The Nibbler assembler is used to write programs for the CPU, using symbolic instruction names and branch labels. It was originally written for my Tiny CPU project, then adapted for Nibbler’s purposes. The assembler runs as a command line program. It takes a single .asm file as input, and assembles the code into a .bin binary output file. It also generates a .sym symbol file, containing the values of all the labels and constants in the code, as well as the assembled address of each line of code. The symbol file is used later by the simulator, in order to perform source-level debugging.
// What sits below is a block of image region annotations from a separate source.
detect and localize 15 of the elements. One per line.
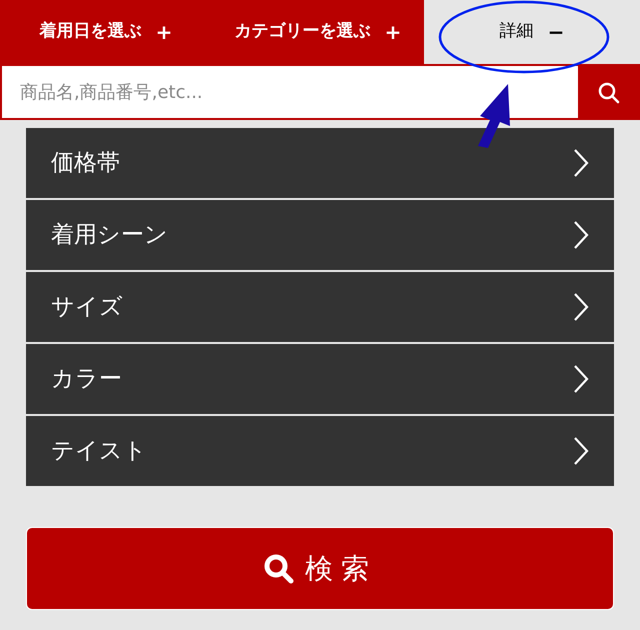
chevron-right-icon (573, 364, 589, 394)
filter-row[interactable]: 着用シーン (26, 200, 614, 270)
filter-row[interactable]: テイスト (26, 416, 614, 486)
filter-row[interactable]: カラー (26, 344, 614, 414)
search-field[interactable]: 商品名,商品番号,etc... (2, 66, 578, 118)
chevron-right-icon (573, 292, 589, 322)
search-submit-button[interactable]: 検索 (26, 527, 614, 610)
chevron-right-icon (573, 436, 589, 466)
filter-row[interactable]: 価格帯 (26, 128, 614, 198)
search-icon (263, 552, 295, 584)
chevron-right-icon (573, 220, 589, 250)
filter-row[interactable]: サイズ (26, 272, 614, 342)
chevron-right-icon (573, 148, 589, 178)
tab[interactable]: 詳細 − (424, 0, 640, 64)
search-icon (597, 81, 621, 105)
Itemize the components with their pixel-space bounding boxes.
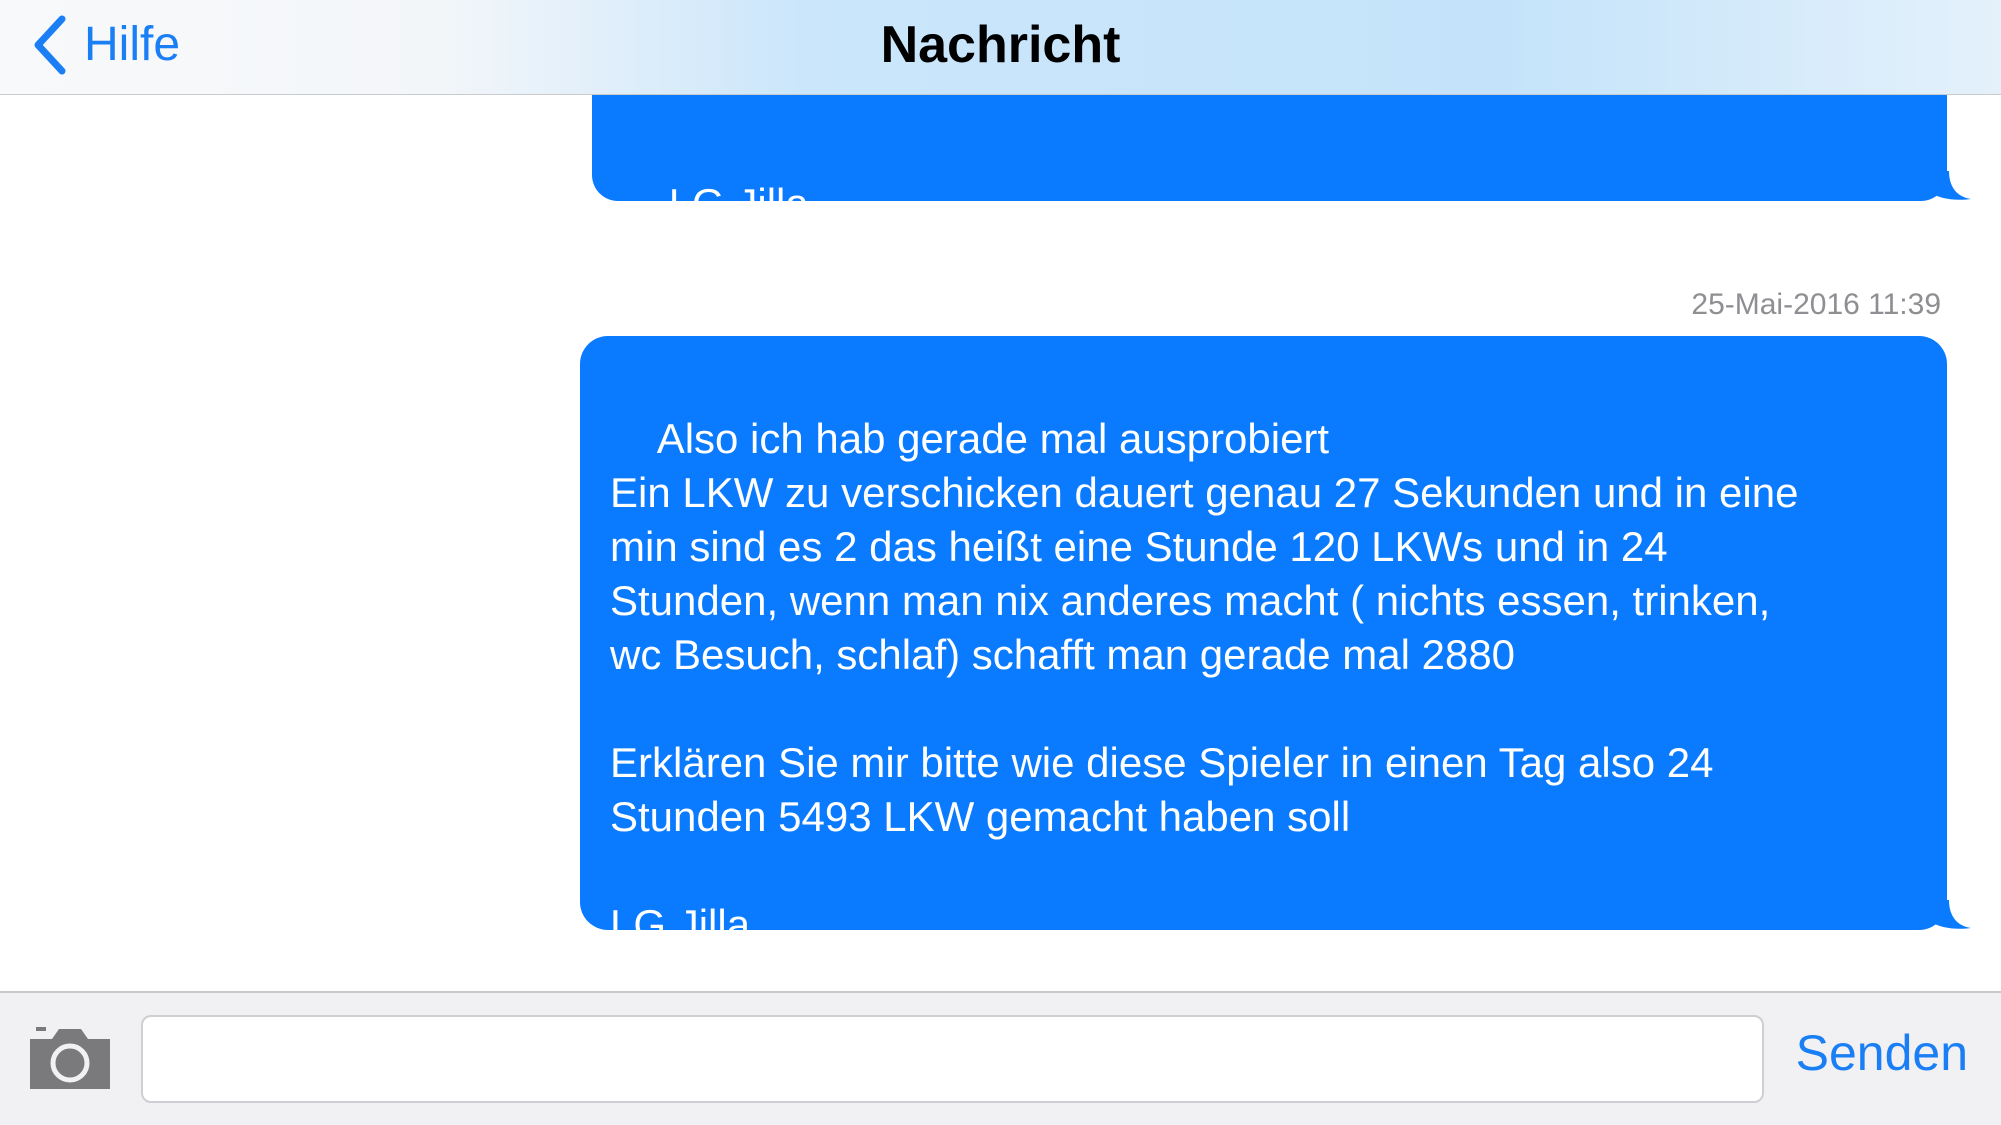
send-button[interactable]: Senden — [1796, 1023, 1968, 1083]
camera-icon[interactable] — [28, 1025, 112, 1091]
bubble-tail — [1931, 171, 1971, 200]
message-timestamp: 25-Mai-2016 11:39 — [1691, 288, 1941, 321]
composer-bar: Senden — [0, 991, 2001, 1125]
message-bubble: LG Jilla — [592, 95, 1971, 227]
page-title: Nachricht — [880, 16, 1121, 74]
navigation-bar: Hilfe Nachricht — [0, 0, 2001, 95]
message-input[interactable] — [141, 1015, 1764, 1103]
message-text: Also ich hab gerade mal ausprobiert Ein … — [610, 415, 1799, 948]
message-text: LG Jilla — [668, 180, 809, 227]
message-bubble: Also ich hab gerade mal ausprobiert Ein … — [580, 336, 1971, 948]
message-thread[interactable]: LG Jilla 25-Mai-2016 11:39 Also ich hab … — [0, 95, 2001, 991]
bubble-tail — [1931, 900, 1971, 929]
The assembler doesn’t have any fancy features like macros or conditional compilation, but it does support:

Decimal constants
Hex constants, preceded by $
Character constants, contained in ‘ ‘ single quotes
< and > operators to extract the high or low nibble of a byte constant
Named constants using #define (both data and address constants)
Named labels, and jumping to a named label
Unnamed + and – labels, for jumping forward and backward
Comments, starting with ;

For a good example of the kind of code the assembler can handle, look at the source for my guess the number program (old version).

Simulator

The most complex tool is the machine simulator. Originally developed for BMOW 1, this GUI-based tool simulates the data and control paths of the CPU. It supports source level symbolic debugging, disassembly, microcode debugging, code breakpoints, data breakpoints, memory inspection, and I/O simulation of the LCD and input buttons.

The simulator uses the program binary, the program source and symbol files (if available), and the microcode ROM binaries. In the image above, the simulator is doing source level debugging of a button watcher example program.

Execution is currently stopped at the CMPM PREV_BUTTON_STATE instruction, as shown by the yellow arrow. There’s a breakpoint two instructions further down, at the line with the red circle. If the simulator is started and a simulated button is pressed, the program will break out of the loop and stop at the breakpoint. (The JE instruction in the image was later replaced by JZ.)